ADR-004: Monte Carlo in main thread, not Web Workers
Date: 2024-04-10
Status: Accepted
Context:
Monte Carlo simulation runs 1,000+ iterations. Each iteration:
- Samples random market returns
- Calculates portfolio balance year by year (30+ years)
- Tracks success/failure
Initial implementation in a Web Worker for non-blocking UI. However:
- Simulation completes in < 2 seconds on modern hardware
- Complexity of Worker setup (separate build, message passing) adds 100 LOC
- User expectation: click "Run Simulation" → see results immediately (not async)
Decision:
Run Monte Carlo in the main thread. Show a loading spinner during execution.
// Main thread, synchronous
function runMonteCarlo(profile: RetirementProfile, runs: number): SimulationResult {
const results = [];
for (let i = 0; i < runs; i++) {
results.push(runSingleSimulation(profile));
}
return aggregateResults(results);
}
// UI
button.onclick = () => {
showSpinner();
const result = runMonteCarlo(profile, 1000);
hideSpinner();
renderResults(result);
};
Consequences:
✅ Simpler code (no Worker setup, no message passing)
✅ Easier to debug (single execution context)
✅ Fast enough (<2s) that blocking isn't a problem
❌ UI freezes for ~1.5 seconds during simulation
❌ Can't run multiple simulations in parallel
Alternatives Considered:
- Web Worker: Complexity not justified for 1.5s task
- WebAssembly: Overkill, JS is fast enough
- Async/await with chunking: Adds complexity, still blocks event loop
Review after: If simulation time grows to >5 seconds (e.g., 10,000 runs, more complex models), reconsider Web Workers.
Tips for Writing Good ADRs
1. Write them when the decision is fresh
Don't wait until the project is done. Write the ADR immediately after you make the choice. You'll remember the reasoning.

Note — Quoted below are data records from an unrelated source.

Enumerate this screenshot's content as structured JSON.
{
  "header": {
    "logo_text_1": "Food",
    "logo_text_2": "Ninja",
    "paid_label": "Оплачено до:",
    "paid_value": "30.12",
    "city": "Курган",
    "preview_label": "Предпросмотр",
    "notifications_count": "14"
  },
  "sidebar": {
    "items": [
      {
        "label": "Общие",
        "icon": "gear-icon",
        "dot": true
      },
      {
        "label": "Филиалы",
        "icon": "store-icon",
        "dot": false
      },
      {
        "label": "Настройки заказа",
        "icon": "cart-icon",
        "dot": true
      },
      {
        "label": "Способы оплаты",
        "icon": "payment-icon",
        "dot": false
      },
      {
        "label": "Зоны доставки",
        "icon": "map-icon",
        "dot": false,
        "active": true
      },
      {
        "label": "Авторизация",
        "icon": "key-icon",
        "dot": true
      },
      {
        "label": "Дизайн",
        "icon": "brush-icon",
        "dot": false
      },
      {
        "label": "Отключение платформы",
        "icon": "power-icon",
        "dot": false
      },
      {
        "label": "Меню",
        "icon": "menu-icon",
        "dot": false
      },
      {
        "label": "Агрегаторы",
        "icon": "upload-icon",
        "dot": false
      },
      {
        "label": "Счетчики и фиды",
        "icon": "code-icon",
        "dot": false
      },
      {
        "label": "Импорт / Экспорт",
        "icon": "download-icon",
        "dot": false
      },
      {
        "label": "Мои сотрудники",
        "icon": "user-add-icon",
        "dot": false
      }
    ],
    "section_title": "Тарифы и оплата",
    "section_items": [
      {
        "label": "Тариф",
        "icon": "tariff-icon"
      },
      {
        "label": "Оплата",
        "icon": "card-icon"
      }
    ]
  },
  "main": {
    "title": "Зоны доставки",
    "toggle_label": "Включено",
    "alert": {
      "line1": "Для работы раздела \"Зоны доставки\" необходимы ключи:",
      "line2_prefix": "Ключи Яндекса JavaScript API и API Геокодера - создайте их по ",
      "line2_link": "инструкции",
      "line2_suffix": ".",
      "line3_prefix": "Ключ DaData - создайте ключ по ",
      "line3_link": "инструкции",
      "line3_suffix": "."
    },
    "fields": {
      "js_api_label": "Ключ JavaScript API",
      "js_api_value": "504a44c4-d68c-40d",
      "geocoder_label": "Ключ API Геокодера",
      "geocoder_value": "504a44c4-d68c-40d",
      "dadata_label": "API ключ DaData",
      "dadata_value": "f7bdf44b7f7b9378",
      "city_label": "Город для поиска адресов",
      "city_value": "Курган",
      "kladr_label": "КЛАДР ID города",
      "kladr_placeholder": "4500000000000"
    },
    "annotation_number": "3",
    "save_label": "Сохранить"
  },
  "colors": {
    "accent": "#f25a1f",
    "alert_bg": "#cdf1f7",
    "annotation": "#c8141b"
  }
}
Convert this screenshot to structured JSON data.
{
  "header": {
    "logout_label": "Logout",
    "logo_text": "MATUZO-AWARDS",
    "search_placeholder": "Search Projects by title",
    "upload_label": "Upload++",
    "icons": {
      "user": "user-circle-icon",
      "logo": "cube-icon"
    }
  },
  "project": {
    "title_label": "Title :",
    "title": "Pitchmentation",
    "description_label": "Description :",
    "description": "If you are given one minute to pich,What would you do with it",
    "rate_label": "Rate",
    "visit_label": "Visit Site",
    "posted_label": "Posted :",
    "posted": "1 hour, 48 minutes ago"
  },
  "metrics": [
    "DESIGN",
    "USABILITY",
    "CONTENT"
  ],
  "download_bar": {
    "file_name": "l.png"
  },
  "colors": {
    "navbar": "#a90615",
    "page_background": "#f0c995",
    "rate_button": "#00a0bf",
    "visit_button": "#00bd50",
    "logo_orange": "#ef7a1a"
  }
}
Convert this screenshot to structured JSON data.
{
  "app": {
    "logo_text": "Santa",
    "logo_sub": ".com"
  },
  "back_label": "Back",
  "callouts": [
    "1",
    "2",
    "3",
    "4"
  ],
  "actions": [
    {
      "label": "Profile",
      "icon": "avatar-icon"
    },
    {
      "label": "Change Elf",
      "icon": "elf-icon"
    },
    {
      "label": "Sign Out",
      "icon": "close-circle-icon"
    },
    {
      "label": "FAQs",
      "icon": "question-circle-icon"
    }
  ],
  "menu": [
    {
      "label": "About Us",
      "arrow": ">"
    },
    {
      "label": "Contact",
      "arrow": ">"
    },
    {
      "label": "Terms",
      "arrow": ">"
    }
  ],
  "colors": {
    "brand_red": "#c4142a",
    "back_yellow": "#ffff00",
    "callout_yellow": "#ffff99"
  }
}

2. Include what DIDN'T work
"We tried fetch — it sent headers that broke SpringCM" is more valuable than "We use curl." Future agents need to know the trap.
3. Be specific with code examples
Show the DO and DON'T patterns. Code is clearer than prose.
4. Include review triggers
"Review this after the schema grows to 15+ tables" gives future-you permission to change course.
5. Status field matters
- Proposed: Still discussing
- Accepted: This is the way
- Deprecated: Don't use this anymore (but still in codebase)
- Superseded by ADR-XXX: This approach was replaced
6. Keep them short
An ADR should fit on one screen. If it's a 5-page essay, you're over-explaining. Extract detail to separate docs and link them.
Maintaining ADRs
Add to AGENT.md Orient Phase
## Orient
- Read PROJECT-SPEC.md
- Read IMPLEMENTATION_PLAN.md
- Read DECISIONS.md ← Add this
- Check git log --oneline -5
Reference in Constraints
## Constraints
- MUST follow architecture decisions documented in DECISIONS.md
- MUST NOT change approaches listed as "Accepted" without human approval
Review Periodically
Every few weeks, scan DECISIONS.md:
- Are the decisions still valid?
- Should any be deprecated?
- Are agents following them?
Decisions don't drift if they're written down.